Prendere i miei soldi:
Sicuramente una delle espressioni più vivide in Congo, questa parla da sé. Niente di troppo complicato; significa semplicemente guadagnarsi da vivere. Può riferirsi a un lavoro a tempo pieno, a un lavoro part-time o anche a un impiego temporaneo. L’espressione ha un tono colloquiale ed è usata più dai giovani che dalle generazioni più anziane.

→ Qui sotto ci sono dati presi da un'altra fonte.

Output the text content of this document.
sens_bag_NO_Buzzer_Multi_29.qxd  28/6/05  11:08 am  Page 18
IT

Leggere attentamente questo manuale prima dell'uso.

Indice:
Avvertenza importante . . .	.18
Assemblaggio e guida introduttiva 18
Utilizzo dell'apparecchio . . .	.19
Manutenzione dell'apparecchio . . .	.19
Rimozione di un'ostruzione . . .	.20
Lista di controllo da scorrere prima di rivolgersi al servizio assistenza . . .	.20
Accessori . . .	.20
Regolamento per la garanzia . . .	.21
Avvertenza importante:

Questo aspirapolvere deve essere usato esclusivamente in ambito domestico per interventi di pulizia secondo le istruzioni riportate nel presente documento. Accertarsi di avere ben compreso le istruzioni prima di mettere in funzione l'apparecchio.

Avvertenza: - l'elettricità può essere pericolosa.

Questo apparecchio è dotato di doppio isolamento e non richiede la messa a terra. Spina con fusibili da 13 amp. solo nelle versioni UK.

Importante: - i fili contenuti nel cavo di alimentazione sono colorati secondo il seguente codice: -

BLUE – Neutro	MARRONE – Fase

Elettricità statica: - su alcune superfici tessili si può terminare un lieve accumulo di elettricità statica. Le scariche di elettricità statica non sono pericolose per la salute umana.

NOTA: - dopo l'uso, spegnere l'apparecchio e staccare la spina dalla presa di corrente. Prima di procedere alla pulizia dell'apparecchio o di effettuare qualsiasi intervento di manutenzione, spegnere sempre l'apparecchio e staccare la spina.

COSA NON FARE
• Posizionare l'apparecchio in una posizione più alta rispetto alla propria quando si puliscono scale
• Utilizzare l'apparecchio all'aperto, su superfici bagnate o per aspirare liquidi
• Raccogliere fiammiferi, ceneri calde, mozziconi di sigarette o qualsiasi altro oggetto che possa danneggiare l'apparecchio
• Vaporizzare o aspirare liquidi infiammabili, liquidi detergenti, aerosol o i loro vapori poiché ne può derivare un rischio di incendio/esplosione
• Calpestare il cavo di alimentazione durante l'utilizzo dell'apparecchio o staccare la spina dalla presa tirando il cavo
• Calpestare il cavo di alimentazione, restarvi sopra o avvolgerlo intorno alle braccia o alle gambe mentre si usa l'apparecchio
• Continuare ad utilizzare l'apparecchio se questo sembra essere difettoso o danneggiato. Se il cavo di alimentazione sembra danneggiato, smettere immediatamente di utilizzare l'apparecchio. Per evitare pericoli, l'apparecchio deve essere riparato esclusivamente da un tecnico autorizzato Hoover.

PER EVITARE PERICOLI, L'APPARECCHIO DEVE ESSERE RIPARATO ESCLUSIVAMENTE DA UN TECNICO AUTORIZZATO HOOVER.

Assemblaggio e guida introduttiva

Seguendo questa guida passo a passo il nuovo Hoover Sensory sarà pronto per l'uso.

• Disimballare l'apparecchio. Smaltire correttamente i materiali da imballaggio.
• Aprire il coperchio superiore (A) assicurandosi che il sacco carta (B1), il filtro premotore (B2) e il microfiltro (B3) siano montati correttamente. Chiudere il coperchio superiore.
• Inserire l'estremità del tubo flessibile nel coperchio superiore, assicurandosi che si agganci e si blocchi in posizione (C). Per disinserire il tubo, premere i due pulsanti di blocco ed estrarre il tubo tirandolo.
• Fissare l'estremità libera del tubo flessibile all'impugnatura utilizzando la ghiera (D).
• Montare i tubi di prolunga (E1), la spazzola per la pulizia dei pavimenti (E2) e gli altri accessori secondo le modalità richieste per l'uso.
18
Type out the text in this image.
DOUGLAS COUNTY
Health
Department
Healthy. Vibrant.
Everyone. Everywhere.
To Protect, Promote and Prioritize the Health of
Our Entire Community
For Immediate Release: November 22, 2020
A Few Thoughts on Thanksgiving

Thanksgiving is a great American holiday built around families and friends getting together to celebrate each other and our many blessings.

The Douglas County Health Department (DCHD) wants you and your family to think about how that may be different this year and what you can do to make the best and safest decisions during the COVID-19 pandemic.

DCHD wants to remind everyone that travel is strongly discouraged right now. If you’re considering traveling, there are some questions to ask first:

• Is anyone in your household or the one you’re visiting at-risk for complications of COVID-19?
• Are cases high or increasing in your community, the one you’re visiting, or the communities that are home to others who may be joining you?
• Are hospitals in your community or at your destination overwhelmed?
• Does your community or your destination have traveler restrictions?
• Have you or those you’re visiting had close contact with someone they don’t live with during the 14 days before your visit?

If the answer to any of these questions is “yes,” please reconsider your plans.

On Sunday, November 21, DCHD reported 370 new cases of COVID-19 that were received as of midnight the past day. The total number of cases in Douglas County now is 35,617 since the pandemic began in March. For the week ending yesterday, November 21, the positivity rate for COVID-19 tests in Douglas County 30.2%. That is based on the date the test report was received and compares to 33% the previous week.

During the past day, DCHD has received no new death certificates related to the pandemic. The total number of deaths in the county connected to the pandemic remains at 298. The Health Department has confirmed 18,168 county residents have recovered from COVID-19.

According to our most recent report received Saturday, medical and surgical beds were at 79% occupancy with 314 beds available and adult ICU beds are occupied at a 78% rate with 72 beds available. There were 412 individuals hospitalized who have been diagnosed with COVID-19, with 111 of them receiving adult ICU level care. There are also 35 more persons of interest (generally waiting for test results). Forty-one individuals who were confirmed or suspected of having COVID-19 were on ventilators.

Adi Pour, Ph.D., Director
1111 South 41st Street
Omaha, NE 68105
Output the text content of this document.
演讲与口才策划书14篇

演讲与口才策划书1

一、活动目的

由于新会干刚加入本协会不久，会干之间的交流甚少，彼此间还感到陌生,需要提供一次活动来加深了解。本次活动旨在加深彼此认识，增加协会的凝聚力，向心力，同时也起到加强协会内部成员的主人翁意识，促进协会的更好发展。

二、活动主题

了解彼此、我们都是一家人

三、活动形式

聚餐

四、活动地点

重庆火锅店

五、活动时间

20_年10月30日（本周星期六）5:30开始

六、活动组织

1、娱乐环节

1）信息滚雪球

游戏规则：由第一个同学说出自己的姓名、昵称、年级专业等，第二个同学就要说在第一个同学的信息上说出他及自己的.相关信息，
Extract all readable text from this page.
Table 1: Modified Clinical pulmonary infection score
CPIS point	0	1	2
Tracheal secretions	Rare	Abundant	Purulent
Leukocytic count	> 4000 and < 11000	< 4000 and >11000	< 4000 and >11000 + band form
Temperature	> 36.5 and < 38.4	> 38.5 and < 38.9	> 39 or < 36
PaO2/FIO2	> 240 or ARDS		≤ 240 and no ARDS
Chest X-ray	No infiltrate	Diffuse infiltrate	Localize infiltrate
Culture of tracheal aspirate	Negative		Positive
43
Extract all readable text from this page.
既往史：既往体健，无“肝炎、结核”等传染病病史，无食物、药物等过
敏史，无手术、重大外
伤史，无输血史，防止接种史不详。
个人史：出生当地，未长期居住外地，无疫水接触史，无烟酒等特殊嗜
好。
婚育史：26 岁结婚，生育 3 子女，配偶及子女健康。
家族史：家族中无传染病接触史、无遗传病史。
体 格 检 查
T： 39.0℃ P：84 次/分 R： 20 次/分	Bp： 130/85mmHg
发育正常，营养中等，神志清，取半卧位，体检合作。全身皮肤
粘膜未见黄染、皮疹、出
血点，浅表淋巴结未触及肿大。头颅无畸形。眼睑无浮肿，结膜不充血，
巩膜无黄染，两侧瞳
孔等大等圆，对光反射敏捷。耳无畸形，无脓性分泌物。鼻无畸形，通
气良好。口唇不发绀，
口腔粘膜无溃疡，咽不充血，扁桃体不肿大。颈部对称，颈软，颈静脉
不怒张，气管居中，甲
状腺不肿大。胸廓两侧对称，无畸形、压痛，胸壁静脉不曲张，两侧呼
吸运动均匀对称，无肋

Frasi di cortesia in Lingala:
Mbote:
Significa “buongiorno” o “buonasera” in Lingala. La frase viene usata tra persone che si conoscono bene e hanno un buon rapporto.
Sango nini:
In Lingala, significa “Come stai?”
Ngai malamu, bongo yo:
Significa “Sto bene, e tu?”
Mantondo mingi:
“Grazie mille.” Un’espressione di cortesia essenziale, “mantondo mingi” si usa dopo un gesto gentile o una dimostrazione di considerazione.
Kende malamu:
Tradotto letteralmente, “Kende malamu” significa “vai in pace” o “stai attento”. È l’espressione usata per salutare in Lingala. Questa espressione di cortesia è spesso preferita a “tikala malamu” o “Tokomonana”, che significano rispettivamente “stai bene” e “arrivederci”.
Espressioni idiomatiche in Lingala:
Yebela:
Un’espressione che significa “prendi nota” o “stai attento”. Yebela si usa per avvertire qualcuno o per sottolineare una verità. L’espressione è usata nella conversazione quotidiana in Lingala.
Bato ya mokili:
«Gente del mondo». Spesso usato per dire «Cosa ti aspetti, la gente è fatta così…» quando si parla di pettegolezzi. L’espressione serve a sottolineare la diversità di opinioni e suggerisce di non prestarvi attenzione.
Banda kala:
«Da molto tempo».
Motema mabe:
Questa espressione si usa per mettere in guardia contro la gelosia o le cattive intenzioni. Significa avere un cuore cattivo, essere meschini o essere invidiosi.